If so, a pair of researchers have crunched the data. The study “Captain Dorito and the bombshell: Supernormal stimuli in comics and film,” was published in the journal Evolutionary Behavioral Sciences just as the blockbuster movie “Avengers: Endgame” was topping the box office.
The researchers studied 3,752 Marvel Comics male and female superheroes from various sources and examined their physical dimensions.
The results? You’re fat, dude. As in the males’ extreme upper-body muscles created obese bodies, whereas females’ exaggeratedly slim waists crafted underweight bodies.

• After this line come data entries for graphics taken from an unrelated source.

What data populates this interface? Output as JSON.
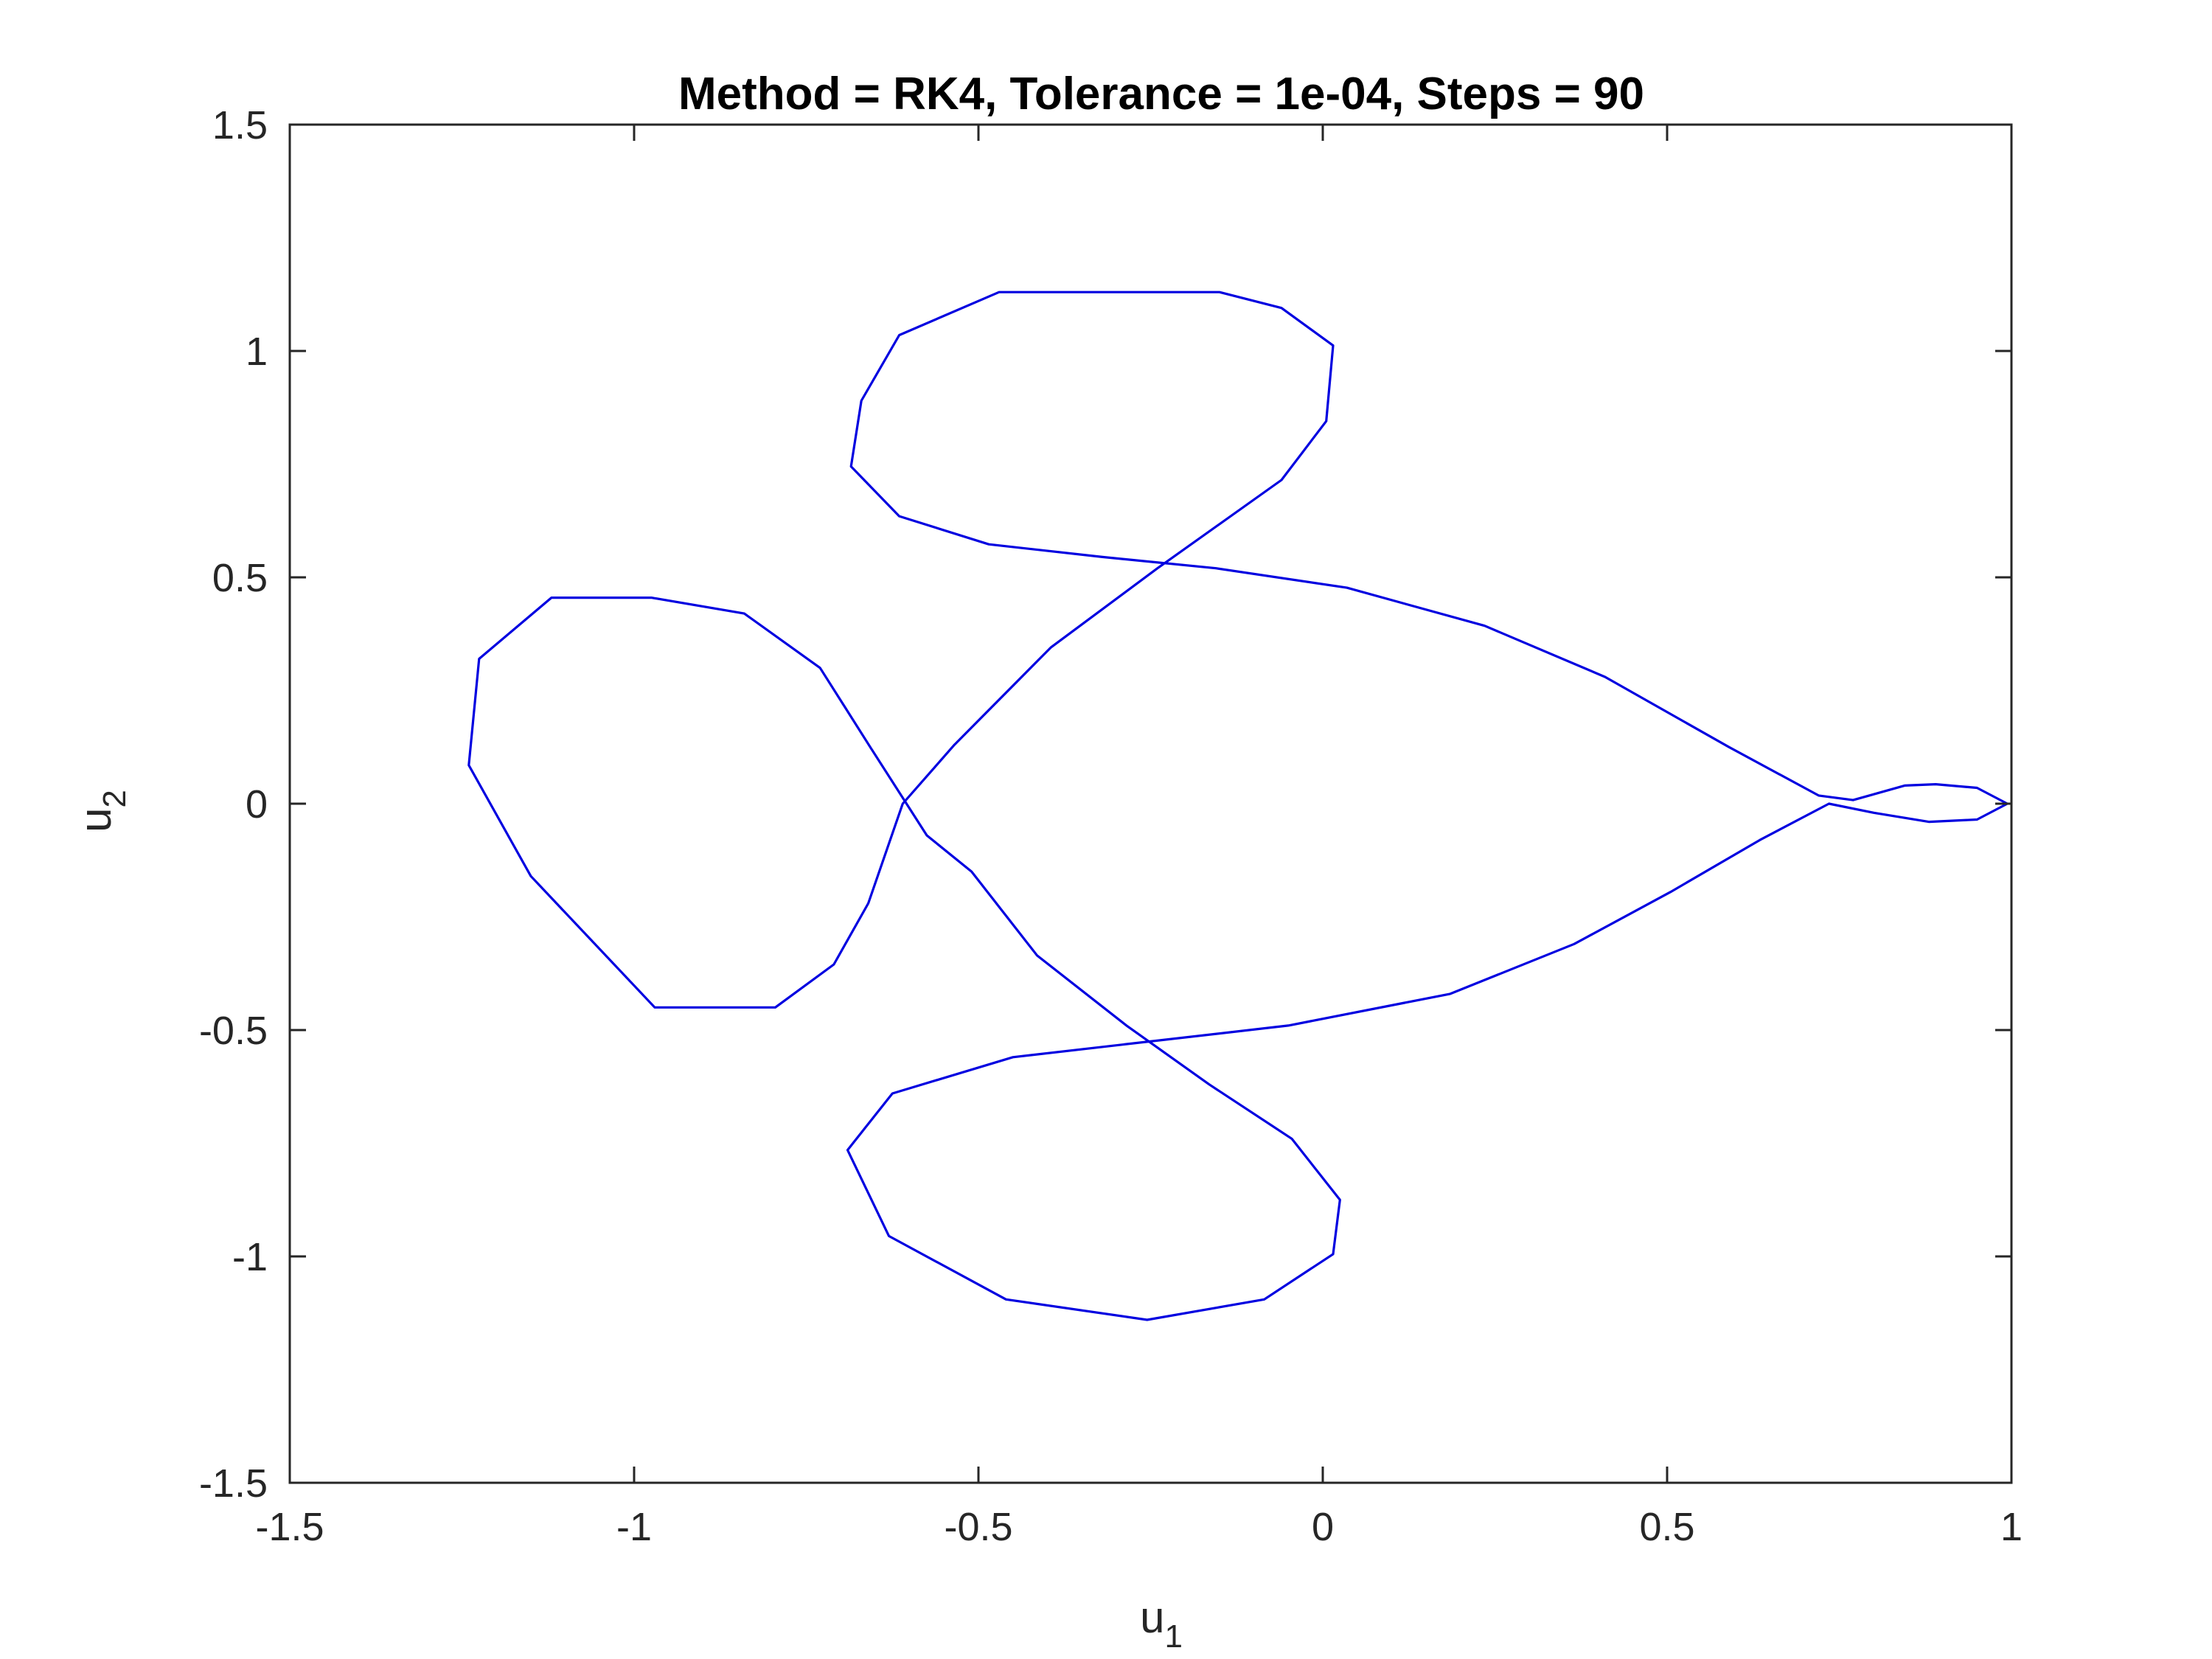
{
  "chart_data": {
    "type": "line",
    "title": "Method = RK4, Tolerance = 1e-04, Steps = 90",
    "xlabel": {
      "base": "u",
      "sub": "1"
    },
    "ylabel": {
      "base": "u",
      "sub": "2"
    },
    "xlim": [
      -1.5,
      1.0
    ],
    "ylim": [
      -1.5,
      1.5
    ],
    "xticks": [
      -1.5,
      -1.0,
      -0.5,
      0.0,
      0.5,
      1.0
    ],
    "xtick_labels": [
      "-1.5",
      "-1",
      "-0.5",
      "0",
      "0.5",
      "1"
    ],
    "yticks": [
      -1.5,
      -1.0,
      -0.5,
      0.0,
      0.5,
      1.0,
      1.5
    ],
    "ytick_labels": [
      "-1.5",
      "-1",
      "-0.5",
      "0",
      "0.5",
      "1",
      "1.5"
    ],
    "grid": false,
    "line_color": "#0000e0",
    "series": [
      {
        "x": [
          0.994,
          0.95,
          0.89,
          0.845,
          0.77,
          0.72,
          0.59,
          0.41,
          0.235,
          0.035,
          -0.155,
          -0.32,
          -0.485,
          -0.615,
          -0.685,
          -0.67,
          -0.615,
          -0.47,
          -0.37,
          -0.15,
          -0.06,
          0.015,
          0.005,
          -0.06,
          -0.24,
          -0.395,
          -0.535,
          -0.61,
          -0.66,
          -0.71,
          -0.795,
          -0.97,
          -1.15,
          -1.24,
          -1.225,
          -1.12,
          -0.975,
          -0.84,
          -0.73,
          -0.655,
          -0.575,
          -0.51,
          -0.415,
          -0.285,
          -0.165,
          -0.045,
          0.025,
          0.015,
          -0.085,
          -0.255,
          -0.46,
          -0.63,
          -0.69,
          -0.625,
          -0.45,
          -0.05,
          0.185,
          0.365,
          0.505,
          0.635,
          0.735,
          0.8,
          0.88,
          0.95,
          0.994
        ],
        "y": [
          0.0,
          0.035,
          0.043,
          0.04,
          0.008,
          0.018,
          0.125,
          0.28,
          0.393,
          0.477,
          0.52,
          0.545,
          0.573,
          0.635,
          0.745,
          0.89,
          1.035,
          1.13,
          1.13,
          1.13,
          1.095,
          1.012,
          0.845,
          0.715,
          0.52,
          0.345,
          0.13,
          0.0,
          -0.22,
          -0.355,
          -0.45,
          -0.45,
          -0.16,
          0.085,
          0.32,
          0.455,
          0.455,
          0.42,
          0.3,
          0.12,
          -0.07,
          -0.15,
          -0.335,
          -0.49,
          -0.62,
          -0.74,
          -0.875,
          -0.995,
          -1.095,
          -1.14,
          -1.095,
          -0.955,
          -0.765,
          -0.64,
          -0.56,
          -0.49,
          -0.42,
          -0.31,
          -0.195,
          -0.08,
          0.0,
          -0.02,
          -0.04,
          -0.035,
          0.0
        ]
      }
    ]
  }
}
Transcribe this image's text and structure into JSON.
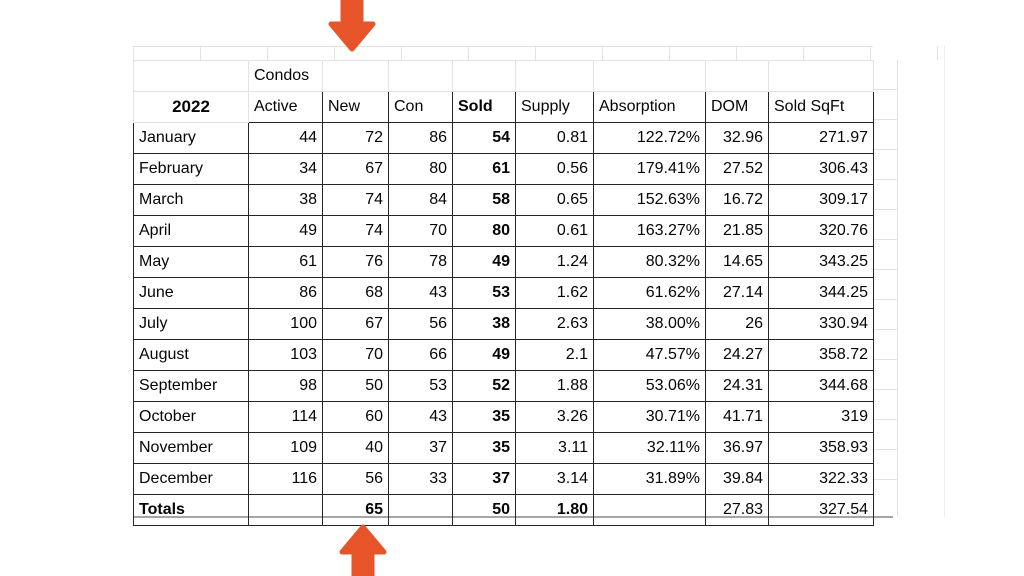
{
  "table": {
    "group_header": "Condos",
    "year_label": "2022",
    "columns": [
      "Active",
      "New",
      "Con",
      "Sold",
      "Supply",
      "Absorption",
      "DOM",
      "Sold SqFt"
    ],
    "rows": [
      [
        "January",
        "44",
        "72",
        "86",
        "54",
        "0.81",
        "122.72%",
        "32.96",
        "271.97"
      ],
      [
        "February",
        "34",
        "67",
        "80",
        "61",
        "0.56",
        "179.41%",
        "27.52",
        "306.43"
      ],
      [
        "March",
        "38",
        "74",
        "84",
        "58",
        "0.65",
        "152.63%",
        "16.72",
        "309.17"
      ],
      [
        "April",
        "49",
        "74",
        "70",
        "80",
        "0.61",
        "163.27%",
        "21.85",
        "320.76"
      ],
      [
        "May",
        "61",
        "76",
        "78",
        "49",
        "1.24",
        "80.32%",
        "14.65",
        "343.25"
      ],
      [
        "June",
        "86",
        "68",
        "43",
        "53",
        "1.62",
        "61.62%",
        "27.14",
        "344.25"
      ],
      [
        "July",
        "100",
        "67",
        "56",
        "38",
        "2.63",
        "38.00%",
        "26",
        "330.94"
      ],
      [
        "August",
        "103",
        "70",
        "66",
        "49",
        "2.1",
        "47.57%",
        "24.27",
        "358.72"
      ],
      [
        "September",
        "98",
        "50",
        "53",
        "52",
        "1.88",
        "53.06%",
        "24.31",
        "344.68"
      ],
      [
        "October",
        "114",
        "60",
        "43",
        "35",
        "3.26",
        "30.71%",
        "41.71",
        "319"
      ],
      [
        "November",
        "109",
        "40",
        "37",
        "35",
        "3.11",
        "32.11%",
        "36.97",
        "358.93"
      ],
      [
        "December",
        "116",
        "56",
        "33",
        "37",
        "3.14",
        "31.89%",
        "39.84",
        "322.33"
      ]
    ],
    "totals": [
      "Totals",
      "",
      "65",
      "",
      "50",
      "1.80",
      "",
      "27.83",
      "327.54"
    ]
  },
  "annotations": {
    "top_arrow_icon": "arrow-down",
    "bottom_arrow_icon": "arrow-up",
    "arrow_color": "#e8542a"
  },
  "colors": {
    "dark_border": "#262626",
    "light_grid": "#e3e3e3",
    "bottom_rule": "#a6a6a6",
    "text": "#050505"
  }
}
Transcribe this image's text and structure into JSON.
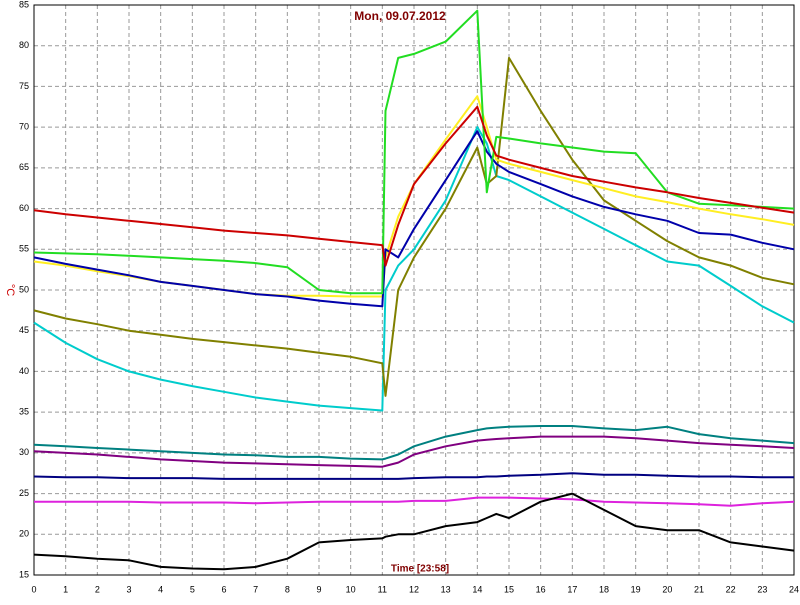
{
  "chart_data": {
    "type": "line",
    "title": "Mon, 09.07.2012",
    "x_label": "Time [23:58]",
    "y_label": "°C",
    "x": [
      0,
      1,
      2,
      3,
      4,
      5,
      6,
      7,
      8,
      9,
      10,
      11,
      11.1,
      11.5,
      12,
      13,
      14,
      14.3,
      14.6,
      15,
      16,
      17,
      18,
      19,
      20,
      21,
      22,
      23,
      24
    ],
    "series": [
      {
        "color": "#00cccc",
        "values": [
          46,
          43.5,
          41.5,
          40,
          39,
          38.2,
          37.5,
          36.8,
          36.3,
          35.8,
          35.5,
          35.2,
          50,
          53,
          55,
          61,
          70,
          68,
          64,
          63.5,
          61.5,
          59.5,
          57.5,
          55.5,
          53.5,
          53,
          50.5,
          48,
          46
        ]
      },
      {
        "color": "#808000",
        "values": [
          47.5,
          46.5,
          45.8,
          45,
          44.5,
          44,
          43.6,
          43.2,
          42.8,
          42.3,
          41.8,
          41,
          37,
          50,
          54,
          60,
          67.5,
          63,
          64,
          78.5,
          72,
          66,
          61,
          58.5,
          56,
          54,
          53,
          51.5,
          50.7
        ]
      },
      {
        "color": "#ffee22",
        "values": [
          53.5,
          53,
          52.3,
          51.7,
          51,
          50.5,
          50,
          49.5,
          49.3,
          49.3,
          49.2,
          49.2,
          54,
          59,
          63,
          68.5,
          73.8,
          70,
          66,
          65.5,
          64.5,
          63.5,
          62.5,
          61.5,
          60.8,
          60,
          59.3,
          58.7,
          58
        ]
      },
      {
        "color": "#0000aa",
        "values": [
          54,
          53.2,
          52.5,
          51.8,
          51,
          50.5,
          50,
          49.5,
          49.2,
          48.7,
          48.3,
          48,
          55,
          54,
          57.5,
          63.5,
          69.5,
          67,
          65.5,
          64.5,
          63,
          61.5,
          60.2,
          59.3,
          58.5,
          57,
          56.8,
          55.8,
          55
        ]
      },
      {
        "color": "#22dd22",
        "values": [
          54.6,
          54.5,
          54.4,
          54.2,
          54,
          53.8,
          53.6,
          53.3,
          52.8,
          50,
          49.6,
          49.6,
          72,
          78.5,
          79,
          80.5,
          84.3,
          62,
          68.8,
          68.6,
          68,
          67.5,
          67,
          66.8,
          62,
          60.6,
          60.4,
          60.2,
          60
        ]
      },
      {
        "color": "#cc0000",
        "values": [
          59.8,
          59.3,
          58.9,
          58.5,
          58.1,
          57.7,
          57.3,
          57,
          56.7,
          56.3,
          55.9,
          55.5,
          53,
          58,
          63,
          68,
          72.5,
          69,
          66.5,
          66,
          65,
          64,
          63.3,
          62.6,
          62,
          61.3,
          60.7,
          60.1,
          59.5
        ]
      },
      {
        "color": "#008080",
        "values": [
          31,
          30.8,
          30.6,
          30.4,
          30.2,
          30,
          29.8,
          29.7,
          29.5,
          29.5,
          29.3,
          29.2,
          29.3,
          29.8,
          30.8,
          32,
          32.8,
          33,
          33.1,
          33.2,
          33.3,
          33.3,
          33,
          32.8,
          33.2,
          32.3,
          31.8,
          31.5,
          31.2
        ]
      },
      {
        "color": "#800080",
        "values": [
          30.2,
          30,
          29.8,
          29.5,
          29.2,
          29,
          28.8,
          28.7,
          28.6,
          28.5,
          28.4,
          28.3,
          28.4,
          28.8,
          29.8,
          30.8,
          31.5,
          31.6,
          31.7,
          31.8,
          32,
          32,
          32,
          31.8,
          31.5,
          31.2,
          31,
          30.8,
          30.6
        ]
      },
      {
        "color": "#000080",
        "values": [
          27.1,
          27,
          27,
          26.9,
          26.9,
          26.9,
          26.8,
          26.8,
          26.8,
          26.8,
          26.8,
          26.8,
          26.8,
          26.8,
          26.9,
          27,
          27,
          27.1,
          27.1,
          27.2,
          27.3,
          27.5,
          27.3,
          27.3,
          27.2,
          27.1,
          27.1,
          27,
          27
        ]
      },
      {
        "color": "#dd22dd",
        "values": [
          24,
          24,
          24,
          24,
          23.9,
          23.9,
          23.9,
          23.8,
          23.9,
          24,
          24,
          24,
          24,
          24,
          24.1,
          24.1,
          24.5,
          24.5,
          24.5,
          24.5,
          24.4,
          24.3,
          24,
          23.9,
          23.8,
          23.7,
          23.5,
          23.8,
          24
        ]
      },
      {
        "color": "#000000",
        "values": [
          17.5,
          17.3,
          17,
          16.8,
          16,
          15.8,
          15.7,
          16,
          17,
          19,
          19.3,
          19.5,
          19.7,
          20,
          20,
          21,
          21.5,
          22,
          22.5,
          22,
          24,
          25,
          23,
          21,
          20.5,
          20.5,
          19,
          18.5,
          18
        ]
      }
    ],
    "xlim": [
      0,
      24
    ],
    "xticks": [
      0,
      1,
      2,
      3,
      4,
      5,
      6,
      7,
      8,
      9,
      10,
      11,
      12,
      13,
      14,
      15,
      16,
      17,
      18,
      19,
      20,
      21,
      22,
      23,
      24
    ],
    "ylim": [
      15,
      85
    ],
    "yticks": [
      15,
      20,
      25,
      30,
      35,
      40,
      45,
      50,
      55,
      60,
      65,
      70,
      75,
      80,
      85
    ],
    "grid": true
  }
}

“We expected that comic book art would accentuate certain body types and emphasize certain features,” said Rebecca Burch, the study’s lead author and an associate professor of human development at State University of New York at Oswego. “We were not expecting such exaggerations, however. The comic bodies were really outside human scope.”
Exaggerated body types in comic book characters have long been criticized, but people are attracted to them because they are supernormal stimuli; exaggerated unrealistically but in all the ways we want. It’s “visual cotton candy,” Burch said.
“Cotton candy is the sugar that we are already attracted to, but so concentrated and refined that it barely resembles real food,” Burch added. “But we love it, even more than healthy food. Comic book bodies are so exaggerated they are impossible, but we still find them attractive, perhaps even more than actual human bodies.”